2016 - 2019
Bärenmädchen / Bear Girls
Somewhere in North America or Canada, there is a tribe of Indians who dress their pubescent girls in large bearskins. The girls all live together just outside the village, the bearskins protecting them from the gaze of the adults and boys. They are even advised to be particularly slow and clumsy, to mimic the movement of a bear. This protected environment allows them to mature in a carefree and undisturbed way. They themselves determine the moment when they finally throw off their bearskin, and become part of the community of grown-up women. Girls of this tribe may even decide to become braves. Not many do, but some have.
When I recently told a friend about this, she was certain she had heard of this tribe before.

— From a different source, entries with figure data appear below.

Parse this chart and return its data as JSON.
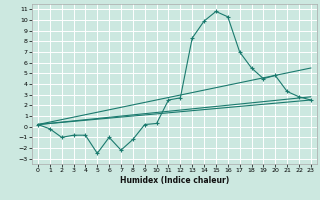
{
  "xlabel": "Humidex (Indice chaleur)",
  "bg_color": "#cce8e0",
  "grid_color": "#ffffff",
  "line_color": "#1a7a6e",
  "xlim": [
    -0.5,
    23.5
  ],
  "ylim": [
    -3.5,
    11.5
  ],
  "xticks": [
    0,
    1,
    2,
    3,
    4,
    5,
    6,
    7,
    8,
    9,
    10,
    11,
    12,
    13,
    14,
    15,
    16,
    17,
    18,
    19,
    20,
    21,
    22,
    23
  ],
  "yticks": [
    -3,
    -2,
    -1,
    0,
    1,
    2,
    3,
    4,
    5,
    6,
    7,
    8,
    9,
    10,
    11
  ],
  "curve1_x": [
    0,
    1,
    2,
    3,
    4,
    5,
    6,
    7,
    8,
    9,
    10,
    11,
    12,
    13,
    14,
    15,
    16,
    17,
    18,
    19,
    20,
    21,
    22,
    23
  ],
  "curve1_y": [
    0.2,
    -0.2,
    -1.0,
    -0.8,
    -0.8,
    -2.5,
    -1.0,
    -2.2,
    -1.2,
    0.2,
    0.3,
    2.5,
    2.7,
    8.3,
    9.9,
    10.8,
    10.3,
    7.0,
    5.5,
    4.5,
    4.8,
    3.3,
    2.8,
    2.5
  ],
  "line2_x": [
    0,
    23
  ],
  "line2_y": [
    0.2,
    2.5
  ],
  "line3_x": [
    0,
    23
  ],
  "line3_y": [
    0.2,
    5.5
  ],
  "line4_x": [
    0,
    23
  ],
  "line4_y": [
    0.2,
    2.8
  ]
}
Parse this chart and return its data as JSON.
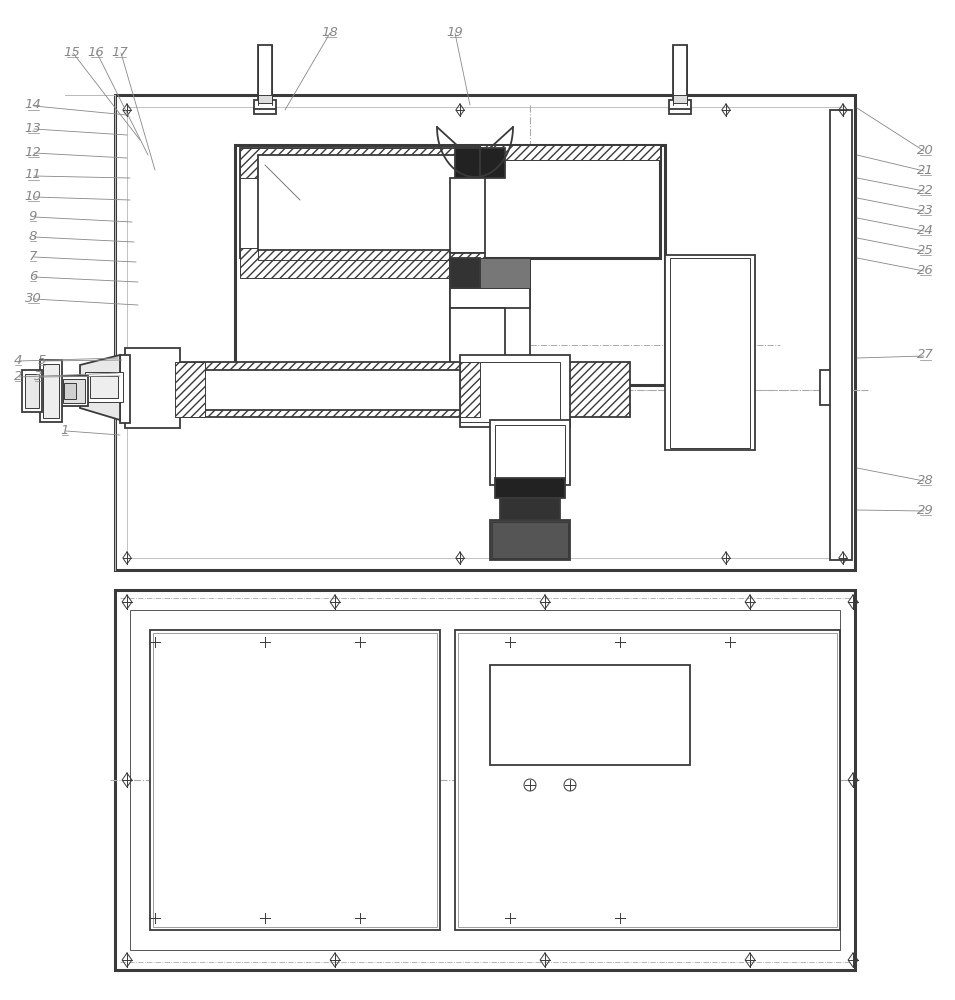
{
  "bg_color": "#ffffff",
  "lc": "#3a3a3a",
  "lc_light": "#aaaaaa",
  "lc_gray": "#888888",
  "lc_dark": "#111111",
  "lw_thick": 2.2,
  "lw_main": 1.3,
  "lw_thin": 0.7,
  "lw_xtra": 0.5,
  "label_color": "#888888",
  "label_fs": 9.5
}
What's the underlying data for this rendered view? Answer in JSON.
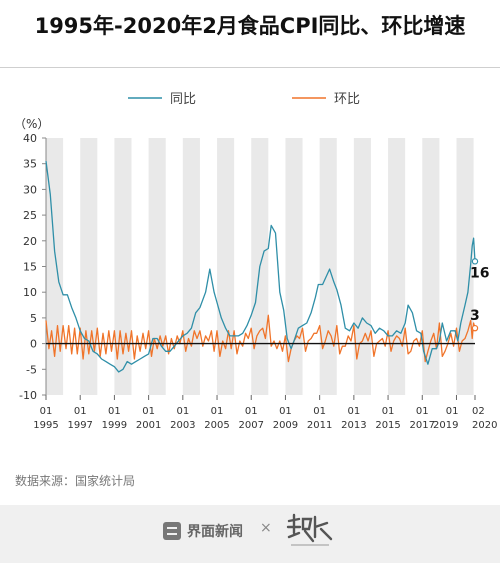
{
  "title": "1995年-2020年2月食品CPI同比、环比增速",
  "source": "数据来源：国家统计局",
  "footer": {
    "logo_left_text": "界面新闻",
    "times": "×"
  },
  "colors": {
    "yoy": "#2f8fa8",
    "mom": "#f0742a",
    "band": "#e9e9e9",
    "zero": "#111111"
  },
  "chart_data": {
    "type": "line",
    "unit_label": "（%）",
    "ylim": [
      -10,
      40
    ],
    "yticks": [
      -10,
      -5,
      0,
      5,
      10,
      15,
      20,
      25,
      30,
      35,
      40
    ],
    "x_months": [
      1995.0,
      2020.083
    ],
    "xticks": [
      {
        "month": "01",
        "year": "1995",
        "t": 1995.0
      },
      {
        "month": "01",
        "year": "1997",
        "t": 1997.0
      },
      {
        "month": "01",
        "year": "1999",
        "t": 1999.0
      },
      {
        "month": "01",
        "year": "2001",
        "t": 2001.0
      },
      {
        "month": "01",
        "year": "2003",
        "t": 2003.0
      },
      {
        "month": "01",
        "year": "2005",
        "t": 2005.0
      },
      {
        "month": "01",
        "year": "2007",
        "t": 2007.0
      },
      {
        "month": "01",
        "year": "2009",
        "t": 2009.0
      },
      {
        "month": "01",
        "year": "2011",
        "t": 2011.0
      },
      {
        "month": "01",
        "year": "2013",
        "t": 2013.0
      },
      {
        "month": "01",
        "year": "2015",
        "t": 2015.0
      },
      {
        "month": "01",
        "year": "2017",
        "t": 2017.0
      },
      {
        "month": "01",
        "year": "2019",
        "t": 2019.0
      },
      {
        "month": "02",
        "year": "2020",
        "t": 2020.083
      }
    ],
    "series": [
      {
        "name": "同比",
        "color": "#2f8fa8",
        "points": [
          [
            1995.0,
            35.5
          ],
          [
            1995.25,
            29.0
          ],
          [
            1995.5,
            18.0
          ],
          [
            1995.75,
            12.0
          ],
          [
            1996.0,
            9.5
          ],
          [
            1996.25,
            9.5
          ],
          [
            1996.5,
            7.0
          ],
          [
            1996.75,
            5.0
          ],
          [
            1997.0,
            2.5
          ],
          [
            1997.25,
            1.0
          ],
          [
            1997.5,
            0.5
          ],
          [
            1997.75,
            -1.5
          ],
          [
            1998.0,
            -2.0
          ],
          [
            1998.25,
            -3.0
          ],
          [
            1998.5,
            -3.5
          ],
          [
            1998.75,
            -4.0
          ],
          [
            1999.0,
            -4.5
          ],
          [
            1999.25,
            -5.5
          ],
          [
            1999.5,
            -5.0
          ],
          [
            1999.75,
            -3.5
          ],
          [
            2000.0,
            -4.0
          ],
          [
            2000.25,
            -3.5
          ],
          [
            2000.5,
            -3.0
          ],
          [
            2000.75,
            -2.5
          ],
          [
            2001.0,
            -2.0
          ],
          [
            2001.25,
            1.0
          ],
          [
            2001.5,
            1.0
          ],
          [
            2001.75,
            -0.5
          ],
          [
            2002.0,
            -1.5
          ],
          [
            2002.25,
            -1.5
          ],
          [
            2002.5,
            -0.5
          ],
          [
            2002.75,
            0.5
          ],
          [
            2003.0,
            1.5
          ],
          [
            2003.25,
            2.0
          ],
          [
            2003.5,
            3.0
          ],
          [
            2003.75,
            6.0
          ],
          [
            2004.0,
            7.0
          ],
          [
            2004.33,
            10.0
          ],
          [
            2004.58,
            14.5
          ],
          [
            2004.83,
            10.0
          ],
          [
            2005.0,
            8.0
          ],
          [
            2005.25,
            5.0
          ],
          [
            2005.5,
            3.0
          ],
          [
            2005.75,
            1.5
          ],
          [
            2006.0,
            1.5
          ],
          [
            2006.25,
            1.5
          ],
          [
            2006.5,
            2.0
          ],
          [
            2006.75,
            3.5
          ],
          [
            2007.0,
            5.5
          ],
          [
            2007.25,
            8.0
          ],
          [
            2007.5,
            15.0
          ],
          [
            2007.75,
            18.0
          ],
          [
            2008.0,
            18.5
          ],
          [
            2008.17,
            23.0
          ],
          [
            2008.42,
            21.5
          ],
          [
            2008.67,
            10.0
          ],
          [
            2008.9,
            6.5
          ],
          [
            2009.1,
            1.0
          ],
          [
            2009.33,
            -1.0
          ],
          [
            2009.5,
            0.5
          ],
          [
            2009.75,
            3.0
          ],
          [
            2010.0,
            3.5
          ],
          [
            2010.25,
            4.0
          ],
          [
            2010.5,
            6.0
          ],
          [
            2010.75,
            9.0
          ],
          [
            2010.92,
            11.5
          ],
          [
            2011.17,
            11.5
          ],
          [
            2011.58,
            14.5
          ],
          [
            2011.83,
            12.0
          ],
          [
            2012.0,
            10.5
          ],
          [
            2012.25,
            7.5
          ],
          [
            2012.5,
            3.0
          ],
          [
            2012.75,
            2.5
          ],
          [
            2013.0,
            4.0
          ],
          [
            2013.25,
            3.0
          ],
          [
            2013.5,
            5.0
          ],
          [
            2013.75,
            4.0
          ],
          [
            2014.0,
            3.5
          ],
          [
            2014.25,
            2.0
          ],
          [
            2014.5,
            3.0
          ],
          [
            2014.75,
            2.5
          ],
          [
            2015.0,
            1.5
          ],
          [
            2015.25,
            1.5
          ],
          [
            2015.5,
            2.5
          ],
          [
            2015.75,
            2.0
          ],
          [
            2016.0,
            4.0
          ],
          [
            2016.17,
            7.5
          ],
          [
            2016.42,
            6.0
          ],
          [
            2016.67,
            2.5
          ],
          [
            2016.92,
            2.0
          ],
          [
            2017.08,
            -1.5
          ],
          [
            2017.33,
            -4.0
          ],
          [
            2017.58,
            -1.0
          ],
          [
            2017.83,
            -1.0
          ],
          [
            2018.0,
            0.5
          ],
          [
            2018.17,
            4.0
          ],
          [
            2018.42,
            0.5
          ],
          [
            2018.67,
            2.5
          ],
          [
            2018.92,
            2.5
          ],
          [
            2019.08,
            0.5
          ],
          [
            2019.25,
            4.0
          ],
          [
            2019.5,
            7.5
          ],
          [
            2019.67,
            10.0
          ],
          [
            2019.83,
            15.5
          ],
          [
            2019.92,
            19.0
          ],
          [
            2020.0,
            20.5
          ],
          [
            2020.083,
            16.0
          ]
        ]
      },
      {
        "name": "环比",
        "color": "#f0742a",
        "points": [
          [
            1995.0,
            4.5
          ],
          [
            1995.17,
            -1.0
          ],
          [
            1995.33,
            2.5
          ],
          [
            1995.5,
            -2.5
          ],
          [
            1995.67,
            3.5
          ],
          [
            1995.83,
            -1.5
          ],
          [
            1996.0,
            3.5
          ],
          [
            1996.17,
            -1.0
          ],
          [
            1996.33,
            3.5
          ],
          [
            1996.5,
            -2.0
          ],
          [
            1996.67,
            3.0
          ],
          [
            1996.83,
            -2.0
          ],
          [
            1997.0,
            3.0
          ],
          [
            1997.17,
            -3.0
          ],
          [
            1997.33,
            2.5
          ],
          [
            1997.5,
            -2.0
          ],
          [
            1997.67,
            2.5
          ],
          [
            1997.83,
            -1.5
          ],
          [
            1998.0,
            3.0
          ],
          [
            1998.17,
            -2.5
          ],
          [
            1998.33,
            2.0
          ],
          [
            1998.5,
            -2.0
          ],
          [
            1998.67,
            2.5
          ],
          [
            1998.83,
            -1.5
          ],
          [
            1999.0,
            2.5
          ],
          [
            1999.17,
            -3.0
          ],
          [
            1999.33,
            2.5
          ],
          [
            1999.5,
            -2.0
          ],
          [
            1999.67,
            2.0
          ],
          [
            1999.83,
            -1.5
          ],
          [
            2000.0,
            2.5
          ],
          [
            2000.17,
            -3.0
          ],
          [
            2000.33,
            1.5
          ],
          [
            2000.5,
            -1.5
          ],
          [
            2000.67,
            2.0
          ],
          [
            2000.83,
            -1.0
          ],
          [
            2001.0,
            2.5
          ],
          [
            2001.17,
            -2.5
          ],
          [
            2001.33,
            1.0
          ],
          [
            2001.5,
            -1.0
          ],
          [
            2001.67,
            1.5
          ],
          [
            2001.83,
            -0.5
          ],
          [
            2002.0,
            1.5
          ],
          [
            2002.17,
            -2.0
          ],
          [
            2002.33,
            1.0
          ],
          [
            2002.5,
            -1.0
          ],
          [
            2002.67,
            1.5
          ],
          [
            2002.83,
            0.0
          ],
          [
            2003.0,
            2.5
          ],
          [
            2003.17,
            -1.5
          ],
          [
            2003.33,
            1.0
          ],
          [
            2003.5,
            -0.5
          ],
          [
            2003.67,
            2.5
          ],
          [
            2003.83,
            1.0
          ],
          [
            2004.0,
            2.5
          ],
          [
            2004.17,
            -0.5
          ],
          [
            2004.33,
            1.5
          ],
          [
            2004.5,
            0.5
          ],
          [
            2004.67,
            2.5
          ],
          [
            2004.83,
            -1.5
          ],
          [
            2005.0,
            2.5
          ],
          [
            2005.17,
            -2.5
          ],
          [
            2005.33,
            0.5
          ],
          [
            2005.5,
            -1.0
          ],
          [
            2005.67,
            2.5
          ],
          [
            2005.83,
            -1.0
          ],
          [
            2006.0,
            2.5
          ],
          [
            2006.17,
            -2.0
          ],
          [
            2006.33,
            0.5
          ],
          [
            2006.5,
            -0.5
          ],
          [
            2006.67,
            2.0
          ],
          [
            2006.83,
            1.0
          ],
          [
            2007.0,
            3.0
          ],
          [
            2007.17,
            -1.0
          ],
          [
            2007.33,
            1.5
          ],
          [
            2007.5,
            2.5
          ],
          [
            2007.67,
            3.0
          ],
          [
            2007.83,
            1.0
          ],
          [
            2008.0,
            5.5
          ],
          [
            2008.17,
            -0.5
          ],
          [
            2008.33,
            0.5
          ],
          [
            2008.5,
            -1.0
          ],
          [
            2008.67,
            0.5
          ],
          [
            2008.83,
            -1.5
          ],
          [
            2009.0,
            1.5
          ],
          [
            2009.17,
            -3.5
          ],
          [
            2009.33,
            -1.0
          ],
          [
            2009.5,
            0.5
          ],
          [
            2009.67,
            1.5
          ],
          [
            2009.83,
            1.0
          ],
          [
            2010.0,
            3.0
          ],
          [
            2010.17,
            -1.5
          ],
          [
            2010.33,
            0.5
          ],
          [
            2010.5,
            1.0
          ],
          [
            2010.67,
            2.0
          ],
          [
            2010.83,
            2.0
          ],
          [
            2011.0,
            3.5
          ],
          [
            2011.17,
            -1.0
          ],
          [
            2011.33,
            0.5
          ],
          [
            2011.5,
            2.5
          ],
          [
            2011.67,
            1.5
          ],
          [
            2011.83,
            -0.5
          ],
          [
            2012.0,
            3.5
          ],
          [
            2012.17,
            -2.0
          ],
          [
            2012.33,
            -0.5
          ],
          [
            2012.5,
            -0.5
          ],
          [
            2012.67,
            1.5
          ],
          [
            2012.83,
            0.5
          ],
          [
            2013.0,
            3.5
          ],
          [
            2013.17,
            -3.0
          ],
          [
            2013.33,
            0.0
          ],
          [
            2013.5,
            0.5
          ],
          [
            2013.67,
            2.0
          ],
          [
            2013.83,
            0.5
          ],
          [
            2014.0,
            2.5
          ],
          [
            2014.17,
            -2.5
          ],
          [
            2014.33,
            0.0
          ],
          [
            2014.5,
            0.5
          ],
          [
            2014.67,
            1.0
          ],
          [
            2014.83,
            -0.5
          ],
          [
            2015.0,
            2.5
          ],
          [
            2015.17,
            -1.5
          ],
          [
            2015.33,
            0.5
          ],
          [
            2015.5,
            1.5
          ],
          [
            2015.67,
            1.0
          ],
          [
            2015.83,
            -0.5
          ],
          [
            2016.0,
            3.0
          ],
          [
            2016.17,
            -2.0
          ],
          [
            2016.33,
            -1.5
          ],
          [
            2016.5,
            0.5
          ],
          [
            2016.67,
            1.0
          ],
          [
            2016.83,
            -0.5
          ],
          [
            2017.0,
            2.5
          ],
          [
            2017.17,
            -3.5
          ],
          [
            2017.33,
            -1.5
          ],
          [
            2017.5,
            0.5
          ],
          [
            2017.67,
            2.0
          ],
          [
            2017.83,
            -1.0
          ],
          [
            2018.0,
            4.0
          ],
          [
            2018.17,
            -2.5
          ],
          [
            2018.33,
            -1.5
          ],
          [
            2018.5,
            0.0
          ],
          [
            2018.67,
            2.0
          ],
          [
            2018.83,
            -0.5
          ],
          [
            2019.0,
            3.0
          ],
          [
            2019.17,
            -1.5
          ],
          [
            2019.33,
            0.5
          ],
          [
            2019.5,
            1.0
          ],
          [
            2019.67,
            2.5
          ],
          [
            2019.83,
            4.5
          ],
          [
            2019.92,
            1.0
          ],
          [
            2020.0,
            4.0
          ],
          [
            2020.083,
            3.0
          ]
        ]
      }
    ],
    "end_labels": [
      {
        "series": "同比",
        "text": "16",
        "value": 16.0
      },
      {
        "series": "环比",
        "text": "3",
        "value": 3.0
      }
    ]
  }
}
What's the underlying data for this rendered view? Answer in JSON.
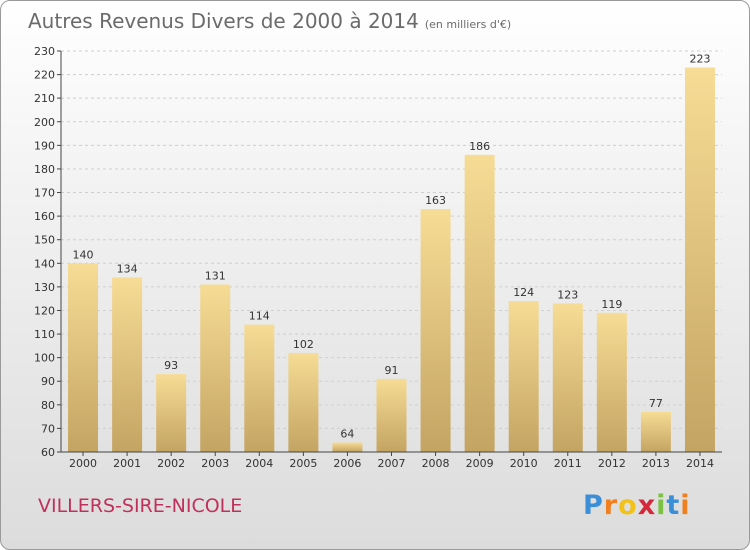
{
  "title": "Autres Revenus Divers de 2000 à 2014",
  "subtitle": "(en milliers d'€)",
  "city": "VILLERS-SIRE-NICOLE",
  "logo": {
    "letters": [
      "P",
      "r",
      "o",
      "x",
      "i",
      "t",
      "i"
    ],
    "colors": [
      "#3a8fd8",
      "#f07f1e",
      "#f2c21b",
      "#d6283a",
      "#7cc242",
      "#3a8fd8",
      "#f07f1e"
    ]
  },
  "colors": {
    "bar_light": "#f6dc95",
    "bar_dark": "#c4a462",
    "grid": "#cfcfcf",
    "axis": "#444444"
  },
  "chart_data": {
    "type": "bar",
    "categories": [
      "2000",
      "2001",
      "2002",
      "2003",
      "2004",
      "2005",
      "2006",
      "2007",
      "2008",
      "2009",
      "2010",
      "2011",
      "2012",
      "2013",
      "2014"
    ],
    "values": [
      140,
      134,
      93,
      131,
      114,
      102,
      64,
      91,
      163,
      186,
      124,
      123,
      119,
      77,
      223
    ],
    "ylim": [
      60,
      230
    ],
    "yticks": [
      60,
      70,
      80,
      90,
      100,
      110,
      120,
      130,
      140,
      150,
      160,
      170,
      180,
      190,
      200,
      210,
      220,
      230
    ],
    "grid": "horizontal dashed"
  }
}
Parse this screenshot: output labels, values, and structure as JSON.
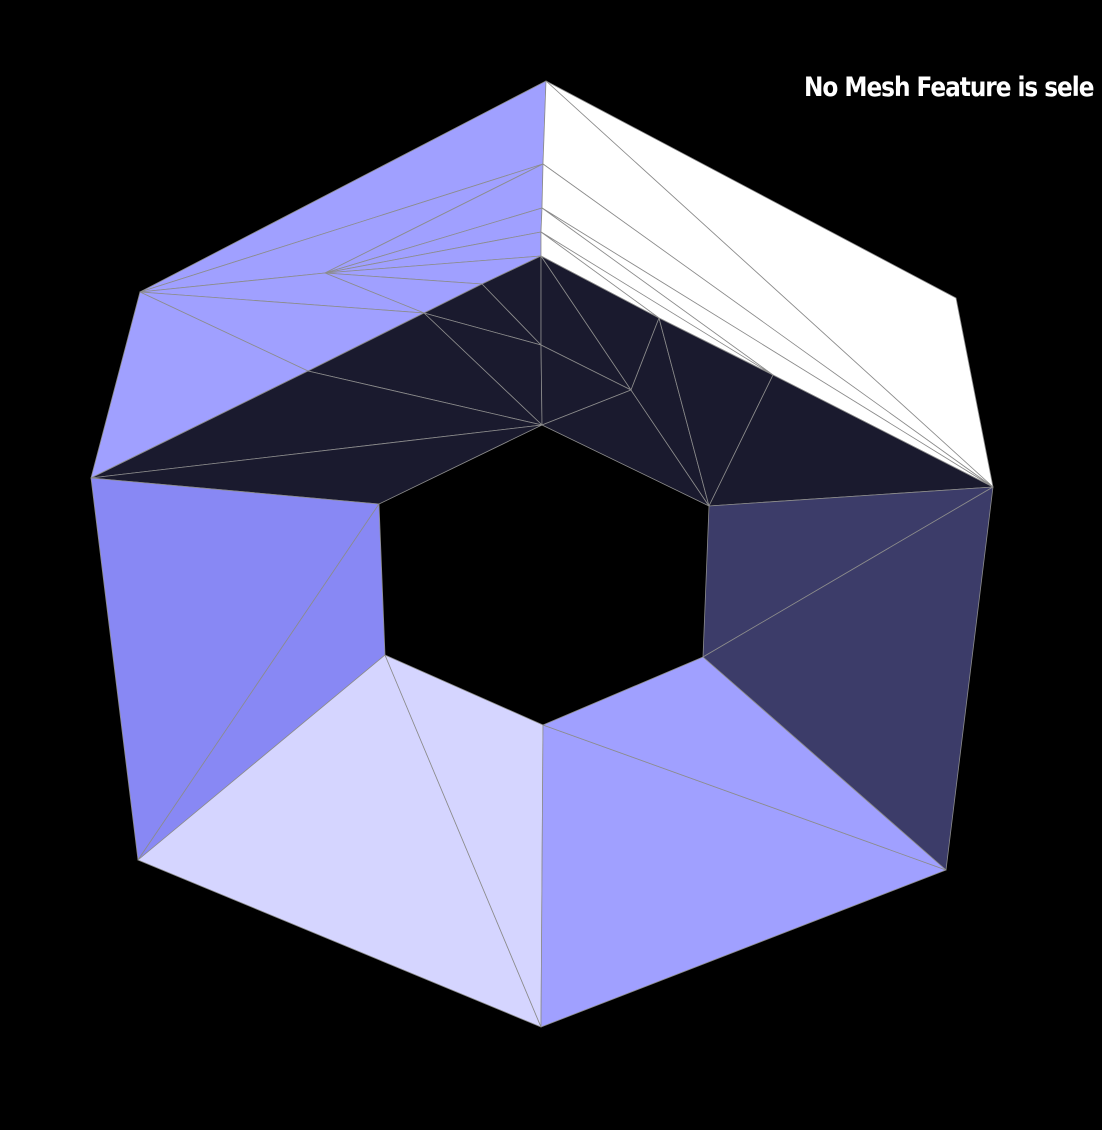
{
  "status": {
    "text": "No Mesh Feature is sele"
  },
  "viewport": {
    "background": "#000000",
    "edge_color": "#8c8c8c"
  },
  "shading": {
    "top_left_outer": "#a0a0ff",
    "top_right_outer": "#ffffff",
    "inner_top": "#1a1a2e",
    "left_wall": "#8888f4",
    "right_wall": "#3c3c69",
    "bottom_left": "#d5d5ff",
    "bottom_right": "#a0a0ff"
  }
}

As it happens, I made it all up myself.
How do young girls become strong women?
Adolescence is the theme of my new book. At the beginning I tell a story about a fictional Indian tribe that separates its pubescent girls and dresses them in bearskins. In this way they are protected from premature sexualisation. The result is a shelter that gives the girls the opportunity to develop freely and self-determinedly in this important phase of their lives. I call these girls "bear girls" and draw parallels in our society, where free spaces for adolescent girls become less and less. Many young women try to evade the stereotypes of sexualised identification that are shaped by society and the media. This is often evident in similar behaviour patterns, e.g. wearing very large sweaters that girls like to "borrow" from their father's wardrobe.
In "Smart Girls, Gifted Women", Barbara Kerr examined the similarities that later became strong women. She found that all girls had time for themselves, the ability to fall in love with an idea, and a "protective cover". None was particularly popular and most remained relatively isolated in their age group. Interestingly, this rejection gave them a free space in which to develop their uniqueness.
Parallel to the portraits of the girls I take photographs with a focus on nature, wild animals and the concept of distance and closeness.
I then work on combining these single images to final pairs.
The references between the pictures inspire the viewer to link the content of what he has seen.